In Joplin, the highway is known as Main Street and passes through the old historic downtown area. For a few blocks, it is historic US Route 66 until it reaches Seventh Street (Route 66), where Route 66 goes west. It joins Business Loop I-44 until it reaches Interstate 44, then joins this road for one exit west, then turns south again.

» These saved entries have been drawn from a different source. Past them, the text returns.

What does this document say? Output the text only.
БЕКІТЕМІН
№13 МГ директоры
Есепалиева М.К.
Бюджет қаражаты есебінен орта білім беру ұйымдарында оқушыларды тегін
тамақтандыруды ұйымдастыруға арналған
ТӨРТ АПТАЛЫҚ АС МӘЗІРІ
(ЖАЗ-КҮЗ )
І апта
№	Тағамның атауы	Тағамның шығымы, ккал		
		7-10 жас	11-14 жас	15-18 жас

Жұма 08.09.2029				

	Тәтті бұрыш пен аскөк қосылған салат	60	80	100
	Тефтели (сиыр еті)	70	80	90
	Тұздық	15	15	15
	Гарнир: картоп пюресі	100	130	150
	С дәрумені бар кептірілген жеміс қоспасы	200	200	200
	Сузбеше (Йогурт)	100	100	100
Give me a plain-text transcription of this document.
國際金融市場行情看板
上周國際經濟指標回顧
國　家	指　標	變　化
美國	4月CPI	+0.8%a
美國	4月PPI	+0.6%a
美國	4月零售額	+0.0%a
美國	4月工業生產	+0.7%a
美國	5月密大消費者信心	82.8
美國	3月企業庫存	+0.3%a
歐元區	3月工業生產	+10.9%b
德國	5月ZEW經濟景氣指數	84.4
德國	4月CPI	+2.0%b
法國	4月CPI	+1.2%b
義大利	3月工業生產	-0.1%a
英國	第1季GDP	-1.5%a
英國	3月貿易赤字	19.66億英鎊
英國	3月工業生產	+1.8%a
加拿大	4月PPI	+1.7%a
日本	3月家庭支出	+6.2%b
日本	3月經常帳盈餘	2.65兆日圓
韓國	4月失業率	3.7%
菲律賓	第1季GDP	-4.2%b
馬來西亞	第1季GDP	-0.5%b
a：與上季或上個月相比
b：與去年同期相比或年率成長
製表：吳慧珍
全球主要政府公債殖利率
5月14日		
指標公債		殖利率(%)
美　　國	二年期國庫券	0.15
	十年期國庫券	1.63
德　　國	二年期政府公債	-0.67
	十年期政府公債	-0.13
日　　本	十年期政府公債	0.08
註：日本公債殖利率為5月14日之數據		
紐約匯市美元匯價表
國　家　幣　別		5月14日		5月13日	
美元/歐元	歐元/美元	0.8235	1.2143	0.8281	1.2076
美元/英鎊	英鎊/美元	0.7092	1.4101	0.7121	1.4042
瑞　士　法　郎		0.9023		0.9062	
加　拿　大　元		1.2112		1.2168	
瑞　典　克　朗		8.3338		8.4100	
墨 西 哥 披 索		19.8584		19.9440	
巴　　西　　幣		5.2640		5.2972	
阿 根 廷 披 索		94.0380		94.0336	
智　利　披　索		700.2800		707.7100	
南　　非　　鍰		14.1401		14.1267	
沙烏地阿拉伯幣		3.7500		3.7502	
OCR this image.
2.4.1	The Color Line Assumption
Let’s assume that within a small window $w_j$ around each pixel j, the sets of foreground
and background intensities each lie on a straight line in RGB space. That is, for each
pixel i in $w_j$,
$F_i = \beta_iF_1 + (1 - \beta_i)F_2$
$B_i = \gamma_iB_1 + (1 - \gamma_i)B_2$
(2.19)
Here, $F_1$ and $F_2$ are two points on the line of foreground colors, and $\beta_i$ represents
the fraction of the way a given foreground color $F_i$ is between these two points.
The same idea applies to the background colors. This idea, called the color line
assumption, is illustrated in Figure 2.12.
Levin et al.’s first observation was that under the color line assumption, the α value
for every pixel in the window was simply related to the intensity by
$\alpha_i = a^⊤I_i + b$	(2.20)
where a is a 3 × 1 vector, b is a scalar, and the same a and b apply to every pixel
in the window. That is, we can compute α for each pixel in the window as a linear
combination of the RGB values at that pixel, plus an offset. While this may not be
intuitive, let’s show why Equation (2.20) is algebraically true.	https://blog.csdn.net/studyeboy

When Route 43 reaches Seneca (where it has a junction with U.S. Route 60), it comes within a half mile of Oklahoma and stays relatively close to it all the way to the intersection with Route 76 east of Tiff City. All through this area, the highway becomes more hilly and curvy. The road serves as the western terminus of Route 90 just before reaching Southwest City. South of Southwest City, the highway runs less than a mile before reaching the corner of Missouri, Arkansas, and Oklahoma becoming the concurrency of Arkansas Highway 43 and OK-20. A stone marker is erected at the corner of the three states.

==Major intersections==

County: Location; mi; km; Destinations; Notes
OKARMO Corner: 0.000; 0.000; AR 43 south / SH-20 west; Continuation into Arkansas and Oklahoma
McDonald: Prairie Township; 3.169; 5.100; Route 90 east – Noel
McMillen Tiff Township: 11.719; 18.860; Route 76 east – Anderson; Southern end of Route 76 overlap
14.462: 23.274; Route 76 west – Tiff City; Northern end of Route 76 overlap
Newton: Seneca; 25.641; 41.265; US 60 – Wyandotte, Neosho US 60 Bus. begins; Roundabout; southern end of US 60 Business overlap
26.519: 42.678; US 60 Bus. west – Wyandotte; Northern end of US 60 Business overlap
Joplin: 39.451; 63.490; I-44 west – Tulsa; Southern end of I-44 overlap; exit 4
41.931: 67.481; I-44 east – Springfield I-44 BL begins / Route 86 east (Hearnes Boulevard); Northern end of I-44 overlap; southern end of Loop 44 overlap; exit 6
Jasper: 45.274; 72.861; I-44 BL / Route 66 (7th Street); Northern end of Loop 44 overlap
47.349: 76.201; Zora Street; Interchange
Airport Drive: 49.377; 79.465; Route 171 (DeMott Drive); Roundabout
Twin Groves–Mineral township line: 53.364; 85.881; Route 96 to Route 171 – Carthage; Roundabout
Barton: Nashville Township; 67.796; 109.107; Route 126 – Pittsburg, Golden City
Central Township: 74.161; 119.351; US 160 – Mindenmines, Lamar
Vernon: Deerfield Township; 98.380; 158.327; US 54 – Nevada, Deerfield
1.000 mi = 1.609 km; 1.000 km = 0.621 mi Concurrency terminus;

==Related route==
===Seneca truck route===

Route 43 Truck is used to bypass a steep grade on Route 43 just south of Seneca, Missouri. This route is unsigned and concurs with US 60 Bus.